Context. PSO J334.2028+1.4075 (PSO J334) is a luminous quasar located at redshift z = 2.06. The source gained attention when periodic flux density variations were discovered in its optical light curve. These variations were initially interpreted as the variability due to the orbital motion of a supermassive black hole binary (SMBHB) residing in a single circumbinary accretion disk. The orbital separation was determined to be 0.006 pc with an in-spiral time of 7 yr in the rest frame of PSO J334. These findings suggested the quasar could be in the gravitational wave emitting phase of its merger and so extended multiwavelength observations were commenced. However, subsequent observations provided evidence against the binary hypothesis as no optical periodicity was found on extended time baselines. On the other hand, detailed radio analysis with the Karl G. Jansky Very Large Array (VLA) and the Very Long Baseline Array (VLBA) revealed a lobe-dominated quasar at kiloparsec scales, and possibly a precessing jet, which could retain PSO J334 as a binary SMBH candidate.

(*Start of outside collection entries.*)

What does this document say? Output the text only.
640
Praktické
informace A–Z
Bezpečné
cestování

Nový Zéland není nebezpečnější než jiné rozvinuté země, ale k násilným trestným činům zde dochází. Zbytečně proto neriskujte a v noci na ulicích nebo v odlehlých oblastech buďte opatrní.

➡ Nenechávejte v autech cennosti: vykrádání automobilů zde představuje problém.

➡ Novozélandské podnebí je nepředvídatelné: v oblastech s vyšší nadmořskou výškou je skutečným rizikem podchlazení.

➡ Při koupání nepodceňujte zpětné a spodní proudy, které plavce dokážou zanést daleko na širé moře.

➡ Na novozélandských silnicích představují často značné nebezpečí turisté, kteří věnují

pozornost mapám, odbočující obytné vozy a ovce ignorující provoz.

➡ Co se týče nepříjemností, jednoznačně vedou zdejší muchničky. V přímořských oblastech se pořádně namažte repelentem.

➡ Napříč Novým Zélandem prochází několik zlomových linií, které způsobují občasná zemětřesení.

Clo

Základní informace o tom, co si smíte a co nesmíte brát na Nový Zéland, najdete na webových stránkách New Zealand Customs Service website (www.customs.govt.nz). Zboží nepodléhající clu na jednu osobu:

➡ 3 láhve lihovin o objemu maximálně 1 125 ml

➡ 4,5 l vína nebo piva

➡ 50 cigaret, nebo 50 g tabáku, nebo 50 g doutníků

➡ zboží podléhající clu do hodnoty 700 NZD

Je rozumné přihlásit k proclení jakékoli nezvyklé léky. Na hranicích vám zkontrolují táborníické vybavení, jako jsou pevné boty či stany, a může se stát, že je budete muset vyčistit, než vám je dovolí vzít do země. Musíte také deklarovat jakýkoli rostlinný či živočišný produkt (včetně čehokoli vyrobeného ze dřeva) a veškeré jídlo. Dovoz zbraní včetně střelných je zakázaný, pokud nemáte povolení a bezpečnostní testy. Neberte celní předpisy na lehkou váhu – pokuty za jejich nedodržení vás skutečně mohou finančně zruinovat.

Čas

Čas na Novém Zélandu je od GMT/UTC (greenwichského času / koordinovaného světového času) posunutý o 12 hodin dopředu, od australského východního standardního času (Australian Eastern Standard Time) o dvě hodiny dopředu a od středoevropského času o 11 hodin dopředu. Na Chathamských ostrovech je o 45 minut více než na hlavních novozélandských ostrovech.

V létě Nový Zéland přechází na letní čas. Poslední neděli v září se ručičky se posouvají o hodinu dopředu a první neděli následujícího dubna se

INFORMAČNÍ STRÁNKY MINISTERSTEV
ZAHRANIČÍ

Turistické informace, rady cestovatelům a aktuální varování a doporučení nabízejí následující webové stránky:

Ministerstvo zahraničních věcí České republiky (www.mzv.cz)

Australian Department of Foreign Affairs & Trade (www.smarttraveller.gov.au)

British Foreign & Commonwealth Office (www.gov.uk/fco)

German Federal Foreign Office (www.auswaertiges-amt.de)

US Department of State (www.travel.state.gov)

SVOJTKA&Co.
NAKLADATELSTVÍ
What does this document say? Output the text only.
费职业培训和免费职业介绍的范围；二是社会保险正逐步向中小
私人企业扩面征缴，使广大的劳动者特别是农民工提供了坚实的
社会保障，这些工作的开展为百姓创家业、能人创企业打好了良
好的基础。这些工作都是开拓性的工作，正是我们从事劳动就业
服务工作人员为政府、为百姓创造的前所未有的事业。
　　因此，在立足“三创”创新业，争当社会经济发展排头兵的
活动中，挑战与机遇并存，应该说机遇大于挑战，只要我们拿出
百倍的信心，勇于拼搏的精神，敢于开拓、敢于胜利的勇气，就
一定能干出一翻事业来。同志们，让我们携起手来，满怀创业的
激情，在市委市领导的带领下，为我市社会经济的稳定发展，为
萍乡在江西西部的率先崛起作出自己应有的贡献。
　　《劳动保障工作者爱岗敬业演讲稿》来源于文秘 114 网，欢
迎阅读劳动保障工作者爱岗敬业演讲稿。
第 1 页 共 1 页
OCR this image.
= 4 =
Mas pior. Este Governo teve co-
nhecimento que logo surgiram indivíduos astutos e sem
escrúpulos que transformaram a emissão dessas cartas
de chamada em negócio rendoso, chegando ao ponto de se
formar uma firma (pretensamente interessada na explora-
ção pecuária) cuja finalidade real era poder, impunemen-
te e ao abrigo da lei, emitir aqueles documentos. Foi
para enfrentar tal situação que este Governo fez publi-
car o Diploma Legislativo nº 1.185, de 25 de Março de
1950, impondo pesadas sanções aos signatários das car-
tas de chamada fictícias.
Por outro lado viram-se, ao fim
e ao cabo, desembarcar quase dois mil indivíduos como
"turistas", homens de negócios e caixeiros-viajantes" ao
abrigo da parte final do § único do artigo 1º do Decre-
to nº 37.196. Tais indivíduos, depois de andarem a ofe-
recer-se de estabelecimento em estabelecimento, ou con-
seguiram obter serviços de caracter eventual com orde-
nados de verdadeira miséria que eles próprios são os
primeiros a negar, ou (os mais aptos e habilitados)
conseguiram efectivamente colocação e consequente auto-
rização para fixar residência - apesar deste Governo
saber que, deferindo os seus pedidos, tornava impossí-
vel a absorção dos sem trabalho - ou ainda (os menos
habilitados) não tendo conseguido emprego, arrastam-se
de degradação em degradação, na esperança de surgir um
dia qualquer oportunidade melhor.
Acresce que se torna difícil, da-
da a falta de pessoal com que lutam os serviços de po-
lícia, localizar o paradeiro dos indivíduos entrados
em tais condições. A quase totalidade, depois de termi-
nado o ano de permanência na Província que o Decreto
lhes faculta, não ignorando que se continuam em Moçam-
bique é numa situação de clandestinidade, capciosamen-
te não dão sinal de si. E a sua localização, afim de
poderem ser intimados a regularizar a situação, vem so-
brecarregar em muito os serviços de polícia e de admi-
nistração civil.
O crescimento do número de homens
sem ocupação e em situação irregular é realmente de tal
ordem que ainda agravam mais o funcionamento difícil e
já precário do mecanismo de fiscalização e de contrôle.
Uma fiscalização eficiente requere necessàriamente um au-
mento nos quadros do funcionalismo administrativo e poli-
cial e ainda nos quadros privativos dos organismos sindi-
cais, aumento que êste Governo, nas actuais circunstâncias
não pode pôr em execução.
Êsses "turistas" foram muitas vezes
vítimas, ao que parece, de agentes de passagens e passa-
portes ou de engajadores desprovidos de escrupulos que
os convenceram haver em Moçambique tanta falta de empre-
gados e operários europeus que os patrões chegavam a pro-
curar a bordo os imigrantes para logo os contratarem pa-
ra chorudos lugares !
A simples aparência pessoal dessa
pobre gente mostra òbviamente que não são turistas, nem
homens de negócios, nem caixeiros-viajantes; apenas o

Aims. We aim to study both the large- and small-scale radio structures in PSO J334 to provide additional evidence for or against the binary scenario.

Methods. We observed the source at 1.7 GHz with the European Very Long Baseline Interferometry Network (EVN), and at 1.5 and 6.2 GHz with the VLA, at frequencies that complement the previous radio interferometric study.

Results. Our images reveal a single component at parsec scales slightly resolved in the southeast-northwest direction and a lobe-dominated quasar at kiloparsec scales with a complex structure. The source morphology and polarization in our VLA maps suggest that the jet is interacting with dense clumps of the ambient medium. While we also observe a misalignment between the inner jet and the outer lobes, we suggest that this is due to the restarted nature of the radio jet activity and the possible presence of a warped accretion disk rather than due to the perturbing effects of a companion SMBH.

Conclusions. Our analysis suggests that PSO J334 is most likely a jetted active galactic nucleus with a single SMBH, and there is no clear evidence of a binary SMBH system in its central engine.